Tax Rates—Average American works for approximately 1/3 of the year just to pay tax bills to all levels of the government.
--Progressive Tax Rates—(as with the income tax): increase as the tax bases increases. Those who make more pay more, a larger percentage of their personal income, in taxes.
--Texas Constitution prohibits state income tax without voter approval; even if voter approval is received, those revenues generated will only be used for education and property tax relief.
--Regressive Tax Rates—(as with the state general sales tax, property taxes, excise taxes): rates decline as the base increases. Those with higher incomes will pay a lower percentage of their personal income in taxes per year than those with lower incomes
--Tax shifting: businesses pass on their tax burdens to the consumers in the forms of higher costs; nearly 1/3-1/2 of all corporate income taxes are passed on to consumers as hidden taxes
Other Revenues:
Intergovernmental transfers—mostly from federal government in the form of grants in aid.
--Depression Era brought about a shift in the level of government responsible for social services.
--Federal income tax => change in the financial relationship between state and national governments
--most of the health and human services projects as well as a good percentage of transportation infrastructure costs are funded by federal grants
--categorical grants (specific purposes mandated by the government, e.g., Medicaid; states must meet minimum federal requirements)
--block grants (general purposes, e.g., job training or education; more flexibility for states and local governments to determine exactly how money is spent)
Borrowing—
--Comptroller
projects revenues to legislature—appropriations can be no more than what is
taken in without raising taxes due to
--4/5 of legislature may vote to borrow in emergency situations
--bonds may be issued for some programs
BUDGETARY PROCESS:
Legislature and the governor’s office both prepare a budget, separately.
--some cooperation between the two offices, but Legislative Budget Board usually receives the most attention during the session.
--budgets are sent to the appropriate legislative committees, then appropriations are made to authorize spending (House Appropriations Committee and Senate Finance Committee)

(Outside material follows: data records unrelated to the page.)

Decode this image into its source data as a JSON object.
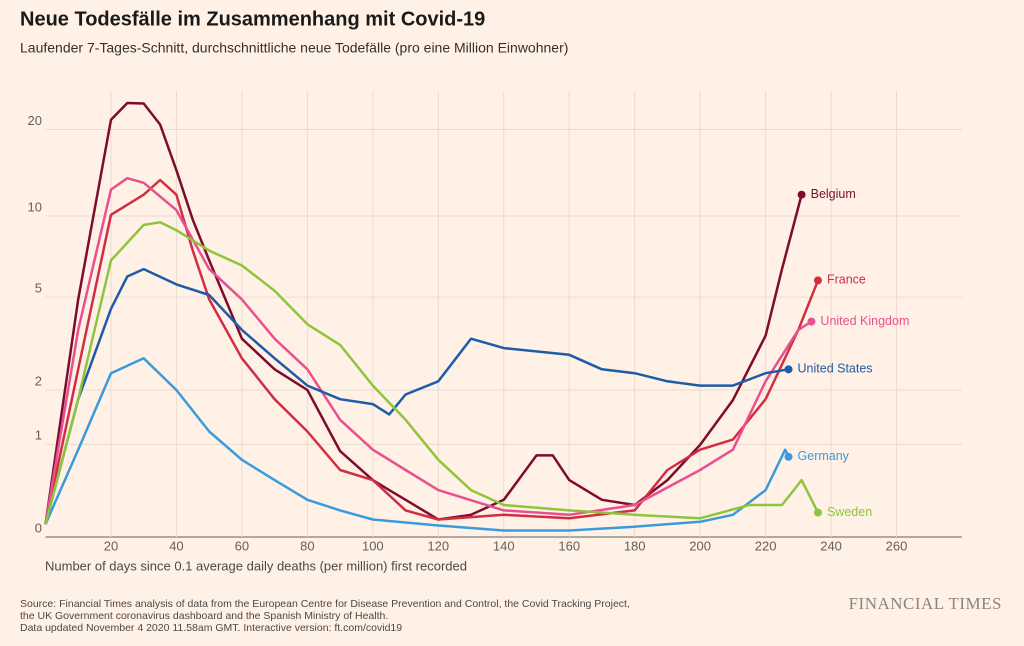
{
  "chart_data": {
    "type": "line",
    "title": "Neue Todesfälle im Zusammenhang mit Covid-19",
    "subtitle": "Laufender 7-Tages-Schnitt, durchschnittliche neue Todefälle (pro eine Million Einwohner)",
    "x_label": "Number of days since 0.1 average daily deaths (per million) first recorded",
    "source": [
      "Source: Financial Times analysis of data from the European Centre for Disease Prevention and Control, the Covid Tracking Project,",
      "the UK Government coronavirus dashboard and the Spanish Ministry of Health.",
      "Data updated November 4 2020 11.58am GMT. Interactive version: ft.com/covid19"
    ],
    "brand": "FINANCIAL TIMES",
    "yscale": "log1p",
    "grid": true,
    "xlim": [
      0,
      280
    ],
    "xticks": [
      20,
      40,
      60,
      80,
      100,
      120,
      140,
      160,
      180,
      200,
      220,
      240,
      260
    ],
    "ylim": [
      0,
      27
    ],
    "yticks": [
      0,
      1,
      2,
      5,
      10,
      20
    ],
    "series": [
      {
        "name": "Belgium",
        "color": "#7d0c2e",
        "x": [
          0,
          10,
          20,
          25,
          30,
          35,
          40,
          45,
          50,
          55,
          60,
          70,
          80,
          90,
          100,
          105,
          110,
          120,
          130,
          140,
          150,
          155,
          160,
          170,
          180,
          190,
          200,
          210,
          220,
          225,
          231
        ],
        "values": [
          0.1,
          4.9,
          21.6,
          24.6,
          24.5,
          20.8,
          14.5,
          9.7,
          6.9,
          4.9,
          3.4,
          2.5,
          2,
          0.9,
          0.53,
          0.42,
          0.32,
          0.14,
          0.18,
          0.32,
          0.84,
          0.84,
          0.53,
          0.32,
          0.27,
          0.53,
          0.99,
          1.78,
          3.5,
          6.4,
          11.9
        ]
      },
      {
        "name": "France",
        "color": "#d02e42",
        "x": [
          0,
          10,
          20,
          30,
          35,
          40,
          45,
          50,
          60,
          70,
          80,
          90,
          100,
          110,
          120,
          140,
          160,
          180,
          190,
          200,
          210,
          220,
          230,
          236
        ],
        "values": [
          0.1,
          2.5,
          10.1,
          11.9,
          13.4,
          11.9,
          7.5,
          4.9,
          2.8,
          1.8,
          1.2,
          0.65,
          0.53,
          0.22,
          0.14,
          0.18,
          0.15,
          0.22,
          0.65,
          0.92,
          1.07,
          1.8,
          3.7,
          5.8
        ]
      },
      {
        "name": "United Kingdom",
        "color": "#e9508f",
        "x": [
          0,
          10,
          20,
          25,
          30,
          40,
          50,
          60,
          70,
          80,
          90,
          100,
          110,
          120,
          140,
          160,
          180,
          200,
          210,
          220,
          230,
          234
        ],
        "values": [
          0.1,
          3.7,
          12.4,
          13.6,
          13.1,
          10.5,
          6.4,
          4.9,
          3.4,
          2.5,
          1.4,
          0.92,
          0.65,
          0.42,
          0.22,
          0.18,
          0.27,
          0.65,
          0.92,
          2.2,
          3.7,
          4
        ]
      },
      {
        "name": "United States",
        "color": "#1e5ba8",
        "x": [
          0,
          10,
          20,
          25,
          30,
          40,
          50,
          60,
          70,
          80,
          90,
          100,
          105,
          110,
          120,
          130,
          140,
          160,
          170,
          180,
          190,
          200,
          210,
          220,
          227
        ],
        "values": [
          0.1,
          1.8,
          4.5,
          6,
          6.4,
          5.6,
          5.1,
          3.7,
          2.8,
          2.1,
          1.8,
          1.7,
          1.5,
          1.9,
          2.2,
          3.4,
          3.1,
          2.9,
          2.5,
          2.4,
          2.2,
          2.1,
          2.1,
          2.4,
          2.5
        ]
      },
      {
        "name": "Germany",
        "color": "#3a9bdc",
        "x": [
          0,
          10,
          20,
          30,
          40,
          50,
          60,
          70,
          80,
          90,
          100,
          120,
          140,
          160,
          180,
          200,
          210,
          220,
          226,
          227
        ],
        "values": [
          0.1,
          0.92,
          2.4,
          2.8,
          2,
          1.2,
          0.78,
          0.53,
          0.32,
          0.22,
          0.14,
          0.09,
          0.05,
          0.05,
          0.08,
          0.12,
          0.18,
          0.42,
          0.92,
          0.82
        ]
      },
      {
        "name": "Sweden",
        "color": "#8fc43e",
        "x": [
          0,
          10,
          20,
          30,
          35,
          40,
          50,
          60,
          70,
          80,
          90,
          100,
          110,
          120,
          130,
          140,
          160,
          180,
          200,
          215,
          225,
          231,
          236
        ],
        "values": [
          0.1,
          1.8,
          6.9,
          9.3,
          9.5,
          8.9,
          7.5,
          6.6,
          5.3,
          3.9,
          3.2,
          2.1,
          1.4,
          0.78,
          0.42,
          0.27,
          0.22,
          0.18,
          0.15,
          0.27,
          0.27,
          0.53,
          0.2
        ]
      }
    ]
  }
}
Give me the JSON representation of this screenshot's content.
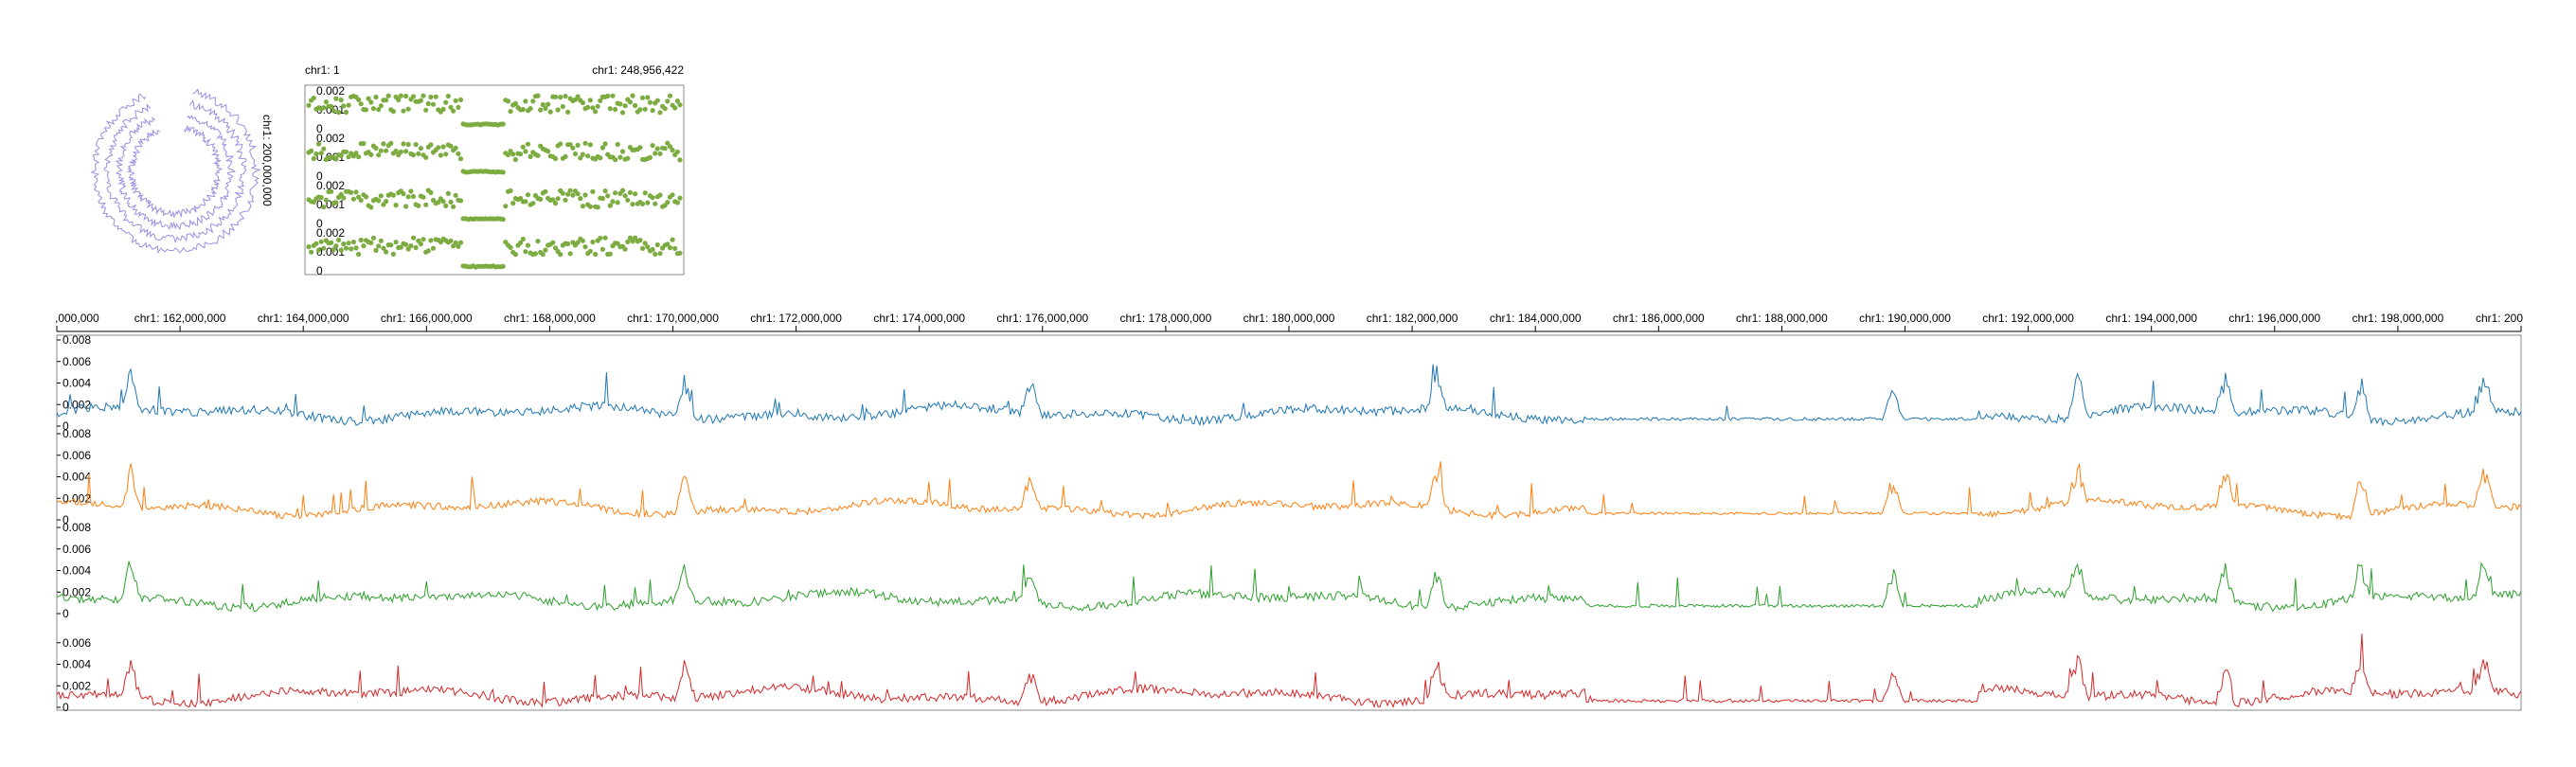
{
  "overview": {
    "left_label": "chr1: 1",
    "right_label": "chr1: 248,956,422",
    "circular_label": "chr1: 200,000,000"
  },
  "colors": {
    "scatter": "#7cac41",
    "circular": "#9b8fe0",
    "frame": "#888888",
    "axis": "#000000"
  },
  "chart_data": [
    {
      "type": "line",
      "name": "circular-overview",
      "ring_count": 4,
      "label": "chr1: 200,000,000"
    },
    {
      "type": "scatter",
      "name": "genome-overview",
      "x_range_labels": [
        "chr1: 1",
        "chr1: 248,956,422"
      ],
      "tracks": [
        {
          "yticks": [
            "0",
            "0.001",
            "0.002"
          ],
          "ylim": [
            0,
            0.002
          ]
        },
        {
          "yticks": [
            "0",
            "0.001",
            "0.002"
          ],
          "ylim": [
            0,
            0.002
          ]
        },
        {
          "yticks": [
            "0",
            "0.001",
            "0.002"
          ],
          "ylim": [
            0,
            0.002
          ]
        },
        {
          "yticks": [
            "0",
            "0.001",
            "0.002"
          ],
          "ylim": [
            0,
            0.002
          ]
        }
      ]
    },
    {
      "type": "line",
      "name": "region-detail",
      "xlim": [
        160000000,
        200000000
      ],
      "xtick_labels": [
        ",000,000",
        "chr1: 162,000,000",
        "chr1: 164,000,000",
        "chr1: 166,000,000",
        "chr1: 168,000,000",
        "chr1: 170,000,000",
        "chr1: 172,000,000",
        "chr1: 174,000,000",
        "chr1: 176,000,000",
        "chr1: 178,000,000",
        "chr1: 180,000,000",
        "chr1: 182,000,000",
        "chr1: 184,000,000",
        "chr1: 186,000,000",
        "chr1: 188,000,000",
        "chr1: 190,000,000",
        "chr1: 192,000,000",
        "chr1: 194,000,000",
        "chr1: 196,000,000",
        "chr1: 198,000,000",
        "chr1: 200"
      ],
      "series": [
        {
          "color": "#1f77b4",
          "ylim": [
            0,
            0.008
          ],
          "yticks": [
            "0",
            "0.002",
            "0.004",
            "0.006",
            "0.008"
          ],
          "baseline": 0.0012,
          "noise": 0.0005
        },
        {
          "color": "#ff7f0e",
          "ylim": [
            0,
            0.008
          ],
          "yticks": [
            "0",
            "0.002",
            "0.004",
            "0.006",
            "0.008"
          ],
          "baseline": 0.0011,
          "noise": 0.0004
        },
        {
          "color": "#2ca02c",
          "ylim": [
            0,
            0.008
          ],
          "yticks": [
            "0",
            "0.002",
            "0.004",
            "0.006",
            "0.008"
          ],
          "baseline": 0.0013,
          "noise": 0.0005
        },
        {
          "color": "#d62728",
          "ylim": [
            0,
            0.008
          ],
          "yticks": [
            "0",
            "0.002",
            "0.004",
            "0.006"
          ],
          "baseline": 0.0011,
          "noise": 0.0005
        }
      ]
    }
  ]
}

--these legislative committees are targets for special interests and for administrative agencies, each competing for a piece of the state revenue pie
--Legislative Budget Board’s recommendations usually receive primacy over the governor’s due to the influence of the presiding officers on its proposals.
--Governor has line-item veto that he can use to threaten appropriations that he believes are inappropriate or unnecessary – puts him in a better bargaining position with the legislature, than he otherwise would be
-- Competition between government programs and economic interests of various sorts—receive funding not always on the basis of merit, but sometimes on the basis of political favoritism.
--little time during the legislative session to devote to critical scrutiny of appropriations proposals for older programs (these rarely have to face justifying themselves and their expenditures to the legislature and are almost automatically funded)
--incremental budgeting—budget requests for agencies are based upon previous biennium’s budget, with increases allowed for inflation and cost increases
--zero-based budgeting—would assume that each agency begins with a blank slate, and new programs would receive more attention than they currently do
--Dedicated/Earmarked funds—tie up about 49% of state revenues to specific purposes automatically, without need for prior legislative approval
--about 1/6 of state budget is discretionary (unaffected by federal, state statutory or court requirements)
--Biennial budgets make planning difficult => overfunding of some agencies and underfunding of other agencies
--governor and LBB may make emergency transfers of funds from one agency to another.